Other than some structured way of doing trial and error or using numerical methods with 10^x = 20, which would most likely still require of you to get a calculator, you can use properties of logarithms and factorization to manipulate it into something more easily computable.

log10(20) = log10(10 * 2) = log10(10) + log10(2) = 1 + log10(2) = 1 + log2(2)/log2(10) = 1 + 1 / log2(10) = 1 + 1 / (log2(2) + log2(5)) = 1 + 1 / (1 + log2(5))

We know 2² = 4 and 2³ = 8

We can do a linear approximation of 2^x = 5 using the 2 bounds above: x =approx 2 + (3-2) * (5-4)/(8-4) = 2.25

So log10(20) =approx 1 + 1 / (1 + 2.25) = 1 + 1 / 3.25 = 1 + 4/13 = 17/13

And a numerical computation of log10(20) to 5 digits is 1.30103, and 17/13 =approx 1.30769

So this approximation is correct to 5 x 10^-1 (1 digit), and almost correct 2 digits. Not too bad for a non-numerical method without a calculator.

To summarize the trick:

1. If you try to find logB(A), with B<A, first check if B is an integer factor of A, if so, logB(A) = 1 + logB(A/B)

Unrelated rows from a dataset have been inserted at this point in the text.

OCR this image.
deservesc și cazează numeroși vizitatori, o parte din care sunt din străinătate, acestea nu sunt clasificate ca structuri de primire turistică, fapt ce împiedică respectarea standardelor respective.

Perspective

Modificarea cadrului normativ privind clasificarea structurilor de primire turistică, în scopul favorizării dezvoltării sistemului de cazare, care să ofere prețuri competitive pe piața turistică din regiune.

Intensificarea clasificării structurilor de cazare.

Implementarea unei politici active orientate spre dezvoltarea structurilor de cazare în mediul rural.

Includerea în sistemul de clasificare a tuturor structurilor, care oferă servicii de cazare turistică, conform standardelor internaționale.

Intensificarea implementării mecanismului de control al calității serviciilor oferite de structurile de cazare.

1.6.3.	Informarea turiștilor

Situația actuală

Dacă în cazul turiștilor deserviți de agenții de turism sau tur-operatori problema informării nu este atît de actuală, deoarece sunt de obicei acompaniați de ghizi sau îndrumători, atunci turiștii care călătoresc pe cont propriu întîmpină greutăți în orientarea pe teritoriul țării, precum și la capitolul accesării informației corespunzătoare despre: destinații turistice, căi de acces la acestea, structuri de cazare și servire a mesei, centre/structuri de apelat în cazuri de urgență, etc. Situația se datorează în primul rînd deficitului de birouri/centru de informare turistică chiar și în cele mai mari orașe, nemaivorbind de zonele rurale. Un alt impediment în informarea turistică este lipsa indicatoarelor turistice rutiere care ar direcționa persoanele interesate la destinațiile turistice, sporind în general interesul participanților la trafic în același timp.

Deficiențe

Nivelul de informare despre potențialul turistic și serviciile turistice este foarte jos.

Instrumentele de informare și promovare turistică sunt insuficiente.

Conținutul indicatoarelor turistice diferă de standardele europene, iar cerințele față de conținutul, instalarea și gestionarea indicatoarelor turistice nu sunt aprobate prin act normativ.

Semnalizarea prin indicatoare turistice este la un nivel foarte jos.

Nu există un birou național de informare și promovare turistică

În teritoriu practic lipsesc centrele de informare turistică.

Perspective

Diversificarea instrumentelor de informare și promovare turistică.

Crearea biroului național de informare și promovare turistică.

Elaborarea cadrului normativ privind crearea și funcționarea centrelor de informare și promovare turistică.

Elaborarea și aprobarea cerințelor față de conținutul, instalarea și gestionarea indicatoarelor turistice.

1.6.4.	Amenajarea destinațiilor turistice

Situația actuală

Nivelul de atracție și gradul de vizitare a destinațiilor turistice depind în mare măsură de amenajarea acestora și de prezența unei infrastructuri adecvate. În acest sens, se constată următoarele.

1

2. If A/B < B use (A/B) as a change of base, such that logB(A/B) = logA/B(A/B) / logA/B(B) = 1 / logA/B(B) , and repeat step 1 if possible.

3. If you get again something where the argument is smaller than the base of the logarithm, repeat step 2 (& 1 whenever possible).

4. Finally, break whatever is left at the end into its product of prime factors and estimate their bounds. This should be manageable to get a decent approximation without a calculator because you are dealing with small exponents.